Liberdade na Internet cai pelo 12.º ano consecutivo, China encabeça repressão online
Protesto da Amnestia Internacional contra a censura da Internet na China
GREG WOOD/AFP/Getty Images
China é campeã da censura digital, indica relatório da organização Freedom House. Análise a 70 países revela ligeiras melhorias, mas sobretudo estratégias como dividir a internet para melhor a controlar
A liberdade global na internet diminuiu pelo 12.º ano consecutivo, com os direitos humanos em ambiente digital degradarem-se em 28 países e os governos a aumentar a repressão em espaços virtuais, alertou a Freedom House esta terça-feira. No seu relatório anual, “Liberdade na Rede 2022: Contrariando uma revisão autoritária da Internet”, a organização sem fins lucrativos com sede em Washington indicou que os países que mais pioraram neste indicador foram Rússia, Mianmar, Sudão e Líbia. A China continua a ser, pelo oitavo ano seguido, o país com o ambiente online mais repressivo do mundo.
“Em pelo menos 53 países, os utilizadores enfrentaram repercussões legais por se expressarem na net, muitas vezes levando a penas de prisão draconianas”, lamentou a organização. O relatório sublinha que os governos estão a dividir a internet global para criar espaços mais controláveis.
“Um número recorde de governos nacionais bloqueou sites com conteúdo político, social ou religioso não violento, minando os direitos de liberdade de expressão e acesso à informação. A maioria desses bloqueios visava fontes fora do país. Novas leis nacionais representam uma ameaça adicional ao livre fluxo de informações, ao centralizar a infraestrutura técnica e ao aplicar regulamentações a plataformas de redes sociais e dados de utilizadores”, lê-se no documento.
Maior quebra da liberdade na Rússia
A queda mais acentuada na liberdade na internet ocorreu na Rússia. O Kremlin intensificou esforços “para sufocar a oposição doméstica e amordaçar a imprensa independente após a sua invasão ilegal e não provocada da Ucrânia”, apontou a Freedom House.
Numa visão mais global, estima que dos mais de 4500 milhões de pessoas com acesso à internet no mundo, 76% vivem em países onde indivíduos foram detidos ou presos por publicarem conteúdo sobre questões políticas, sociais ou religiosas, e 64% residem em Estados onde pessoas foram atacadas ou mortas pelas suas atividades online desde junho de 2021.
“O declínio global foi impulsionado por líderes repressivos nos seus países e no cenário internacional, onde procuraram dividir a internet aberta numa ‘manta de retalhos’ de enclaves repressivos que promovam os seus interesses e consolidem o seu poder”, observou a Freedom House. O relatório identifica três causas principais de fragmentação: restrições ao fluxo de notícias e informações, controlo estatal centralizado sobre a infraestrutura da Internet e barreiras às transferências internacionais de dados de utilizadores.
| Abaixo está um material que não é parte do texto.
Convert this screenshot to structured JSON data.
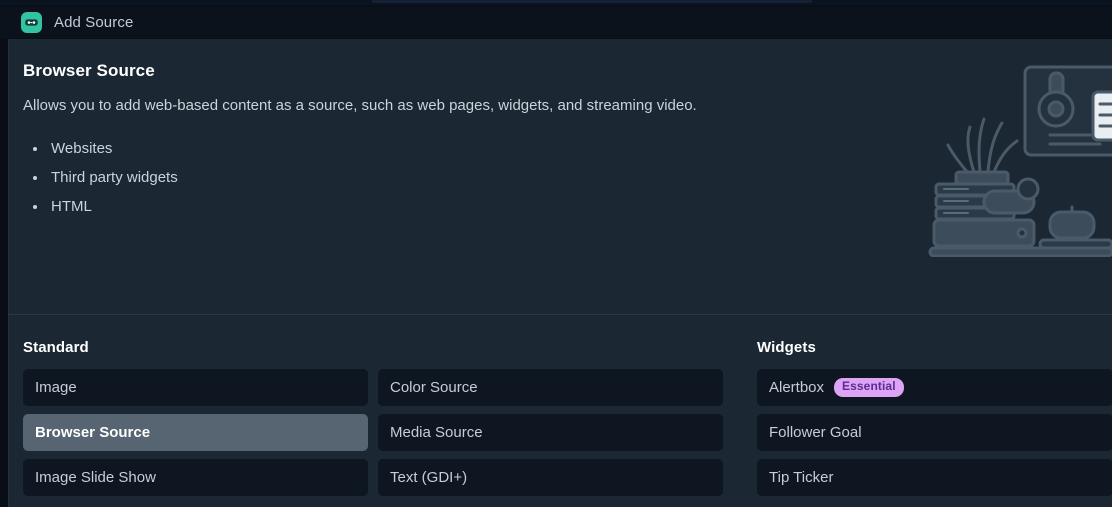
{
  "background_sliver": {
    "faint_text": "",
    "accent_color": "#16253a"
  },
  "titlebar": {
    "icon": "streamlabs-logo-icon",
    "title": "Add Source"
  },
  "hero": {
    "title": "Browser Source",
    "description": "Allows you to add web-based content as a source, such as web pages, widgets, and streaming video.",
    "features": [
      "Websites",
      "Third party widgets",
      "HTML"
    ],
    "illustration": "desk-setup-illustration"
  },
  "sections": [
    {
      "id": "standard",
      "title": "Standard",
      "items": [
        {
          "label": "Image",
          "selected": false
        },
        {
          "label": "Color Source",
          "selected": false
        },
        {
          "label": "Browser Source",
          "selected": true
        },
        {
          "label": "Media Source",
          "selected": false
        },
        {
          "label": "Image Slide Show",
          "selected": false
        },
        {
          "label": "Text (GDI+)",
          "selected": false
        }
      ]
    },
    {
      "id": "widgets",
      "title": "Widgets",
      "items": [
        {
          "label": "Alertbox",
          "selected": false,
          "badge": "Essential"
        },
        {
          "label": "Follower Goal",
          "selected": false
        },
        {
          "label": "Tip Ticker",
          "selected": false
        }
      ]
    }
  ],
  "colors": {
    "panel_background": "#1b2733",
    "item_background": "#0d1621",
    "item_selected_background": "#566571",
    "badge_background": "#dda4f5",
    "badge_text": "#5f2a91",
    "app_icon_background": "#31c3a2",
    "divider": "#2b3846"
  }
}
Um número crescente de utilizadores só tem acesso a um espaço online, que reflete as visões do seu Governo e os seus interesses. “Diplomatas da China e da Rússia fizeram incursões em instituições como a União Internacional de Telecomunicações [UIT], procurando transformar a agência das Nações Unidas num regulador global da internet que promova interesses autoritários”, denuncia-se no relatório.
Apesar do cenário negativo, um número recorde de 26 países tiveram melhorias na liberdade na internet. Duas das maiores melhorias ocorreram na Gâmbia e no Zimbabué. A Islândia foi, mais uma vez, o país com melhor desempenho. “Apesar do declínio global geral, as organizações da sociedade civil em muitos países têm feito esforços colaborativos para melhorar a legislação, desenvolver a resiliência dos media e garantir a responsabilidade entre as empresas de tecnologia. Ações coletivas bem-sucedidas contra o desligamento da Internet garantiram um modelo para mais progresso noutros problemas, como spyware comercial.”
Nos Estados Unidos, a liberdade na Internet melhorou ligeiramente, pela primeira vez em seis anos. A poucas semanas das eleições para o Congresso, agendadas para 8 de novembro, “o ambiente online estava repleto de desinformação política, teorias da conspiração e assédio online direcionado a oficiais e funcionários eleitorais”.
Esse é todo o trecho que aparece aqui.